Basim Magdy’s work is rooted in dreams, scientific theory and failed utopian ambitions. Full of humour and quiet melancholy, his works on paper and in film, photography and slide projection reflect on the present social and political climate and our collective failure as, in the desire for progress, we repeat the same mistakes over and over again in a recurring cycle of aspiration, action and defeat.

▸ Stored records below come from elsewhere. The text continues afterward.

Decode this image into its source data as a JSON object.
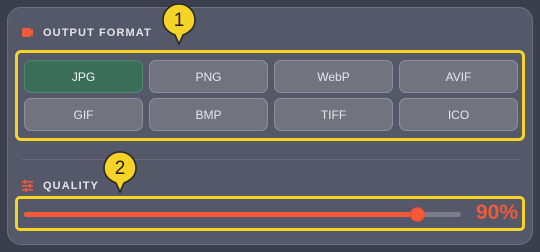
{
  "output_format": {
    "label": "OUTPUT FORMAT",
    "options": [
      "JPG",
      "PNG",
      "WebP",
      "AVIF",
      "GIF",
      "BMP",
      "TIFF",
      "ICO"
    ],
    "selected": "JPG"
  },
  "quality": {
    "label": "QUALITY",
    "value": 90,
    "value_text": "90%"
  },
  "callouts": {
    "first": "1",
    "second": "2"
  },
  "colors": {
    "accent": "#f05a3a",
    "selected_bg": "#3b6e58",
    "highlight": "#f5d327"
  },
  "icons": {
    "output_format": "image-icon",
    "quality": "sliders-icon"
  }
}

The Stars Were Aligned For a Century of New Beginnings is Basim Magdy’s first solo exhibition at a public institution in the UK. With a focus on the artist’s film work, the exhibition layers past, present and future, revealing social blueprints and ideologies that unfold across time. Two films produced in 2014, The Everyday Ritual of Solitude Hatching Monkeys and The Dent, present surreal alternative realities. Magdy often uses experimental techniques for developing super 8 or 16mm film using household chemicals in a process he calls “film pickling”, and the nostalgically blurred images and psychedelic colours created through this process combined with ambient soundtracks seem otherworldly, at once futuristic and outdated. Dreamlike scenes drift together, held by evocative, fragmentary narratives that, like many of Magdy’s works, exist somehow out of time and out of place.
“In recent years I have developed an interest in creating a language where image, text and sound don’t respond to or illustrate one another too literally, where they float together in one container, sometimes meeting and other times drifting apart. In most cases there is a conclusion that doesn’t offer an obvious resolution. This leaves gaps for the imagination, offering a different understanding of these elements while maintaining the work as one coherent entity.” Basim Magdy
A series of neon bright works on paper with spray paint, collaged elements, gouache, acrylics, and watercolors depict scenes that, for all their cartoon absurdity, darkly foretell a post apocalyptic vision of the future where machines are dominant over man. In An Apology of a Love Story that Crashed into a Whale (2016), a 64-part grid of text-layered photographic works, a series of seemingly unrelated images of architectural structures, objects and landscapes accumulate in a future archive of the present, questioning the way in which we pass on memories in order to shape our own future.
An offsite work, Advice for the Young and the Seekers of Sanity (2012), will be presented on Big Screen Bristol in Millennium Square. The work will be screened at variable times throughout the day, but can also be viewed at 3pm every weekday during the exhibition period, apart from 22 to 29 May, and 6 to 12 June.
The exhibition is part of the Deutsche Bank’s “Artist of the Year”-program and had its premiere at Deutsche Bank KunstHalle, Berlin, in 2016.
Join Arnolfini to open and celebrate the exhibition on Thursday 13 April 2017, 18:00 to 21:00.
Basim Magdy (b. 1977) is an artist based in Basel, Switzerland and Cairo, Egypt. His recent exhibitions include Surround Audience: 2015 New Museum Triennial, New Museum, New York; Lest the Two Seas Meet, Museum of Modern Art Warsaw; The Heart is Deceitful Above All Things, HOME Manchester, UK and Lismore Castle Arts, Ireland; La Biennale de Montreal, Canada; MUMA – Monash University Museum of Art, Melbourne and a solo presentation at Art in General, New York. His work has been featured in numerous solo and group shows including the SeMA Biennial MediaCity, Seoul, Korea, 2014; the 13th Istanbul Biennial, Turkey, 2013; Biennale Jogja XII, Indonesia, 2013; the Sharjah Biennial 11, UAE, 2013; La Triennale, Palais de Tokyo, Paris, 2012 and Transmediale, Haus der Kulturen der Welt, Berlin, 2012. He was shortlisted for the second edition of the Future Generation Art Prize, Pinchuk Art Centre in 2012 and is the winner of Abraaj Art Prize, Dubai and the New:Vision Award, CPH:DOX Film Festival, Copenhagen in 2014. Magdy is the recipient of the 2016 Deutsche Bank Artist of the Year award.